For the short version, this Q&A might summarize it for you. For the long version, read on.
My husband, A, was my rock. Figuratively speaking, of course. He definitely wasn’t a lump on a log the night our boy was born! More to that in a bit, let’s go back to that night, during a fluke snowstorm in October.
I was five days overdue. Had been to the midwives’ that week twice for a stretch and sweep (OMG, ouch!), was done with being uncomfortably pregnant, and beyond ready to meet my babe. My water broke at 3:00 p.m. on a Friday and I thought, “I just peed my pants!” My mom and I were sitting at my dining room table and I got up to go to the washroom, desperately having to pee. While walking down the hall, I felt a little trickle and I actually thought I peed my pants. I went to the washroom, changed, then walking back to the dining room, it happened again and I realized, “HOLY SHIT, THIS IS IT!!! I THINK MY WATER BROKE.” Apparently this is rare – according to What to Expect, it only happens to about 10 per cent of women!
I called A, called the midwives, and then I waited. No contractions, nothing. Still, late that evening when we met the midwives at the hospital – nothing. They gave me some homeopathic remedies and sent me home to wait. I spent the night bouncing on an exercise ball, pacing my halls, and tossing and turning trying to sleep, wondering why the hell I wasn’t in labour yet!
At 7:00 the next morning I texted one of my midwives and she told me to try castor oil. Holy shit. WHY!? I choked it down in some OJ and then waited for hubs to wake up. Back to the hospital we went for another check with the midwives and an OB. Everything was fine, but because I was delivering in hospital, their policy stated that that a woman has to be induced within 24 hours of her water breaking, if spontaneous labour has not started. That was the last thing I wanted. Despite having no really birthing plan, I had really hoped to try and go for natural, unless there were complications.
We went back to the doctor’s at 9:30, they did another stretch and sweep. “Hello, dignity, where are you?” At this point, my dignity was long gone. Doc gave me the clear to disappear until 3:00 p.m. If I wasn’t having contractions by then, induction would be calling my name.
So, hubs and I did was any normal, close-to-labouring couple would do – we went to the mall so he could get his eyes checked and we could walk around. Well, I walked and then the castor oil kicked in. Don’t ask me to explain because I would never be able to look you in the eye. But still, no contractions. We went home around 11 and I took a short nap to rest up for what was ahead.
It was close to 12:30 and then I felt it. A little twinge of progressing, intermittent discomfort. The butterflies went nuts. I waited. I timed. When they were four minutes apart, I paged my midwives. But, they were both asleep, having attended two births the night before (so amazing!). Their back up called me and by 2:30 p.m. on the Saturday, I was laying in a hospital bed waiting.
I honestly don’t remember much of the first few hours, I paced the room a bit, watched a Blue Jays’ World Series game on the iPad for a bit, and then the pain started getting worse. I needed to move, so we walked the halls of the hospital. My mom, my husband and I, and for every contraction, I found a wall or a ledge to lean forward against and rock, breathe and power through it.

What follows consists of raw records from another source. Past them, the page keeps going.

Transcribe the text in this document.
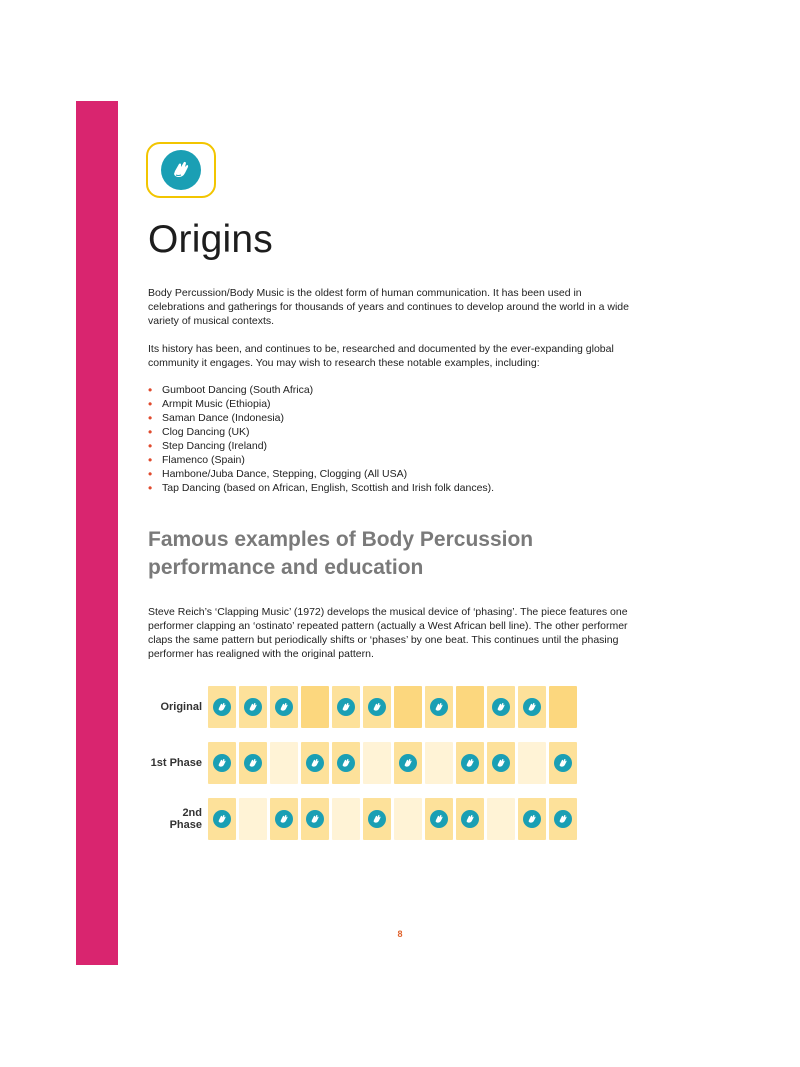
Origins

Body Percussion/Body Music is the oldest form of human communication. It has been used in celebrations and gatherings for thousands of years and continues to develop around the world in a wide variety of musical contexts.

Its history has been, and continues to be, researched and documented by the ever-expanding global community it engages. You may wish to research these notable examples, including:

• Gumboot Dancing (South Africa)
• Armpit Music (Ethiopia)
• Saman Dance (Indonesia)
• Clog Dancing (UK)
• Step Dancing (Ireland)
• Flamenco (Spain)
• Hambone/Juba Dance, Stepping, Clogging (All USA)
• Tap Dancing (based on African, English, Scottish and Irish folk dances).
Famous examples of Body Percussion performance and education

Steve Reich’s ‘Clapping Music’ (1972) develops the musical device of ‘phasing’. The piece features one performer clapping an ‘ostinato’ repeated pattern (actually a West African bell line). The other performer claps the same pattern but periodically shifts or ‘phases’ by one beat. This continues until the phasing performer has realigned with the original pattern.

Original
1st Phase
2nd Phase
8
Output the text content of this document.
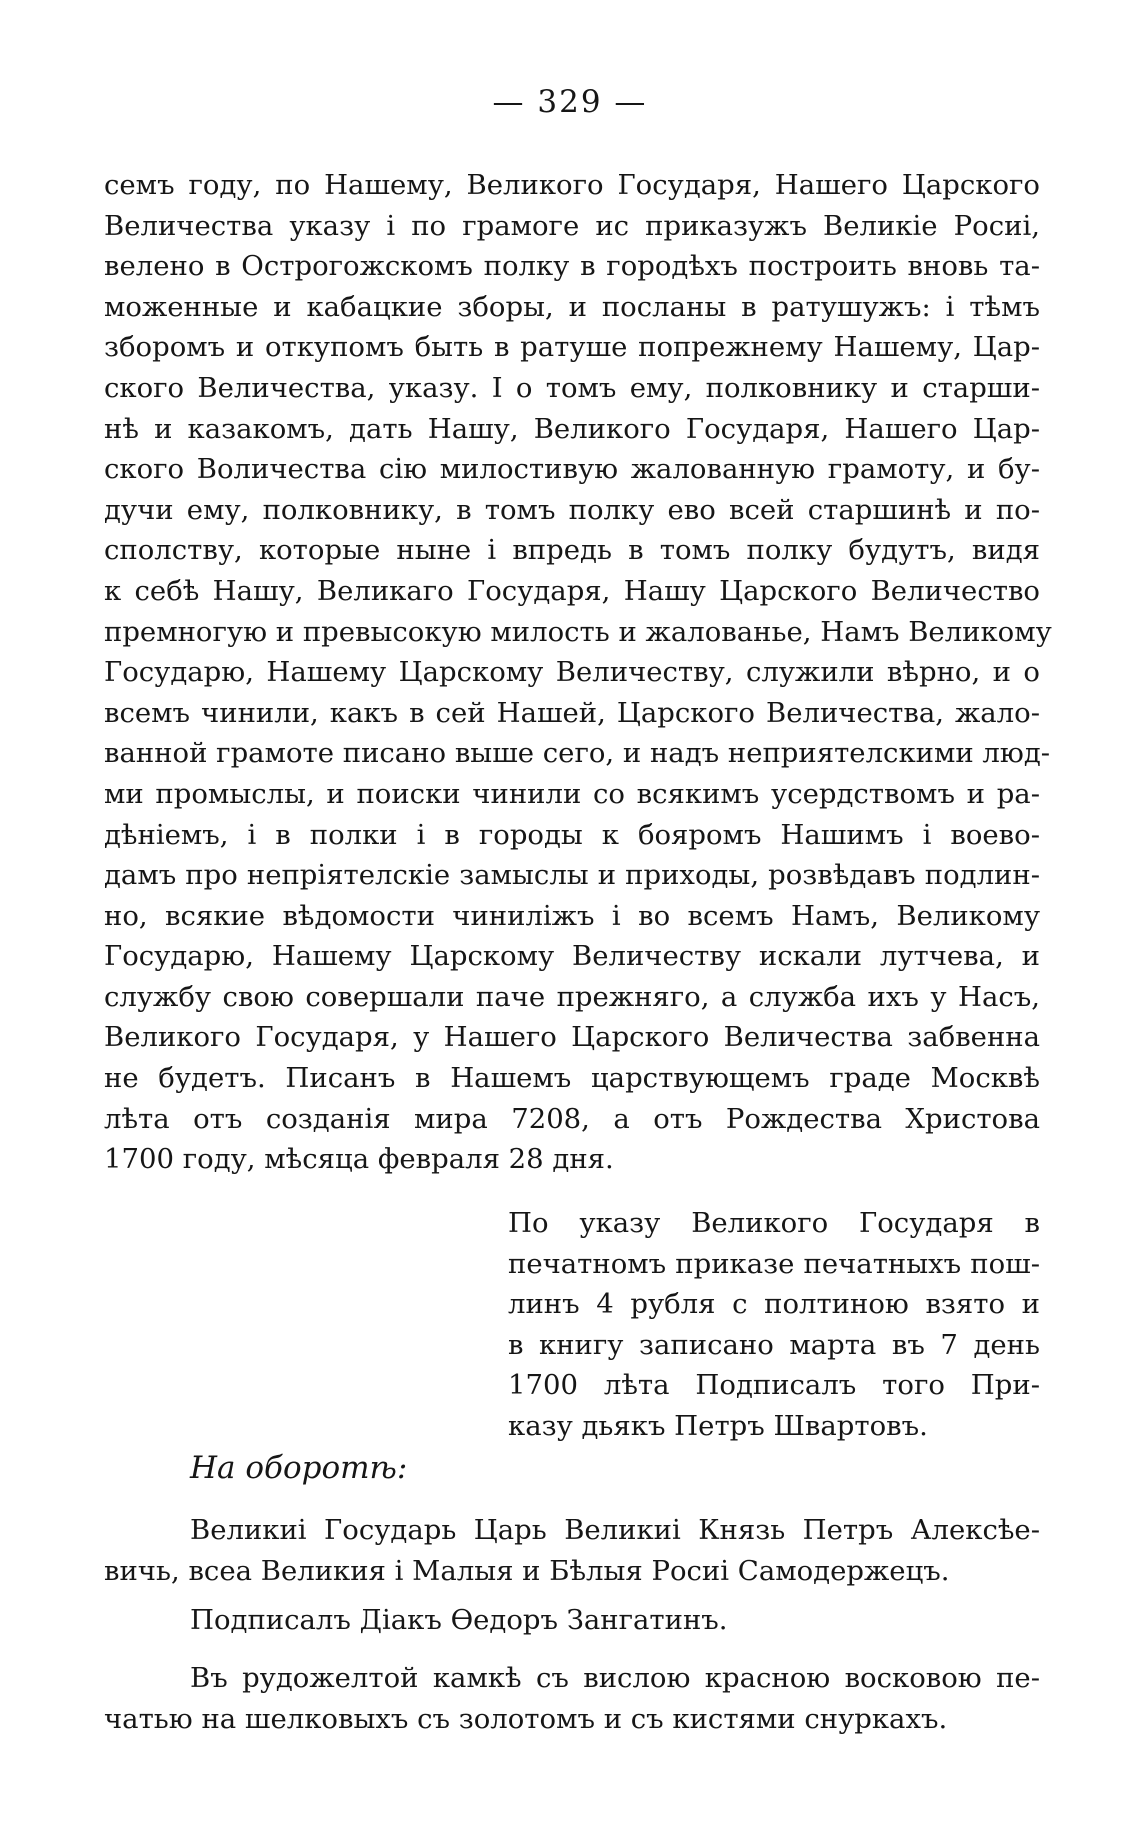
— 329 —
семъ году, по Нашему, Великого Государя, Нашего Царского
Величества указу і по грамоге ис приказужъ Великіе Росиі,
велено в Острогожскомъ полку в городѣхъ построить вновь та-
моженные и кабацкие зборы, и посланы в ратушужъ: і тѣмъ
зборомъ и откупомъ быть в ратуше попрежнему Нашему, Цар-
ского Величества, указу. І о томъ ему, полковнику и старши-
нѣ и казакомъ, дать Нашу, Великого Государя, Нашего Цар-
ского Воличества сію милостивую жалованную грамоту, и бу-
дучи ему, полковнику, в томъ полку ево всей старшинѣ и по-
сполству, которые ныне і впредь в томъ полку будутъ, видя
к себѣ Нашу, Великаго Государя, Нашу Царского Величество
премногую и превысокую милость и жалованье, Намъ Великому
Государю, Нашему Царскому Величеству, служили вѣрно, и о
всемъ чинили, какъ в сей Нашей, Царского Величества, жало-
ванной грамоте писано выше сего, и надъ неприятелскими люд-
ми промыслы, и поиски чинили со всякимъ усердствомъ и ра-
дѣніемъ, і в полки і в городы к бояромъ Нашимъ і воево-
дамъ про непріятелскіе замыслы и приходы, розвѣдавъ подлин-
но, всякие вѣдомости чиниліжъ і во всемъ Намъ, Великому
Государю, Нашему Царскому Величеству искали лутчева, и
службу свою совершали паче прежняго, а служба ихъ у Насъ,
Великого Государя, у Нашего Царского Величества забвенна
не будетъ. Писанъ в Нашемъ царствующемъ граде Москвѣ
лѣта отъ созданія мира 7208, а отъ Рождества Христова
1700 году, мѣсяца февраля 28 дня.
По указу Великого Государя в
печатномъ приказе печатныхъ пош-
линъ 4 рубля с полтиною взято и
в книгу записано марта въ 7 день
1700 лѣта Подписалъ того При-
казу дьякъ Петръ Швартовъ.
На оборотѣ:
Великиі Государь Царь Великиі Князь Петръ Алексѣе-
вичь, всеа Великия і Малыя и Бѣлыя Росиі Самодержецъ.
Подписалъ Діакъ Ѳедоръ Зангатинъ.
Въ рудожелтой камкѣ съ вислою красною восковою пе-
чатью на шелковыхъ съ золотомъ и съ кистями снуркахъ.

As the pain increased, I asked my mom to wait in the waiting area with my in-laws. I needed to be in the zone with A. And it was a beautiful dance. We rocked, standing in between contractions and as the waves came over me, I lowered my head to his chest, pushed my hips back and gripped his arms to steal all of his strength. I’m sure there were tears and gutteral tones, but he did not once falter.
Our midwives rubbed my back, offered suggestions for different positions. As things intensified, I laboured in the shower, then the birthing tub, I chewed on ice, I squatted on a birthing stool, I crawled on the bed. When things got too intense, I asked for an epidural, but I wasn’t far enough along, and then I was at 8 cm and I figured, what the hell, keep going! I needing laughing gas though, oh man did I ever.
The pushing phase is a blur of pain, dreaminess, and strength that I didn’t know I had. I pushed for four and a half hours in total. A, who is a bit squeamish and swore he wouldn’t look, was holding my leg and right in there, checking on the baby’s head and cheering me on.
The first time the OB came to check, he had to turn EJ – he was sunny side up. So, we thought we were almost there – I was exhausted, but I knew I could do it. After another two hours, I was spent, I was giving up and they called the doc in to help deliver with some intervention. A small incision, a light vaccuum combined with a massive push, and baby EJ was born at 6:45 a.m. on the Sunday morning! It turns out, his umbilical cord was really long and wrapped around his shoulders holding him back. I remember trying to see him on the table, but was in so much pain and had to deliver the placenta (which I have no recollection of doing). They whisked him away to weigh him, etc. And the doc and midwife set to my stitches. HOLY EFFFFFFFF! After that much pushing and pain, that might have been one of the worst parts.
Don’t let this deter you though, if you’re thinking of having kids. My story is unique. And I definitely wouldn’t change it for the world.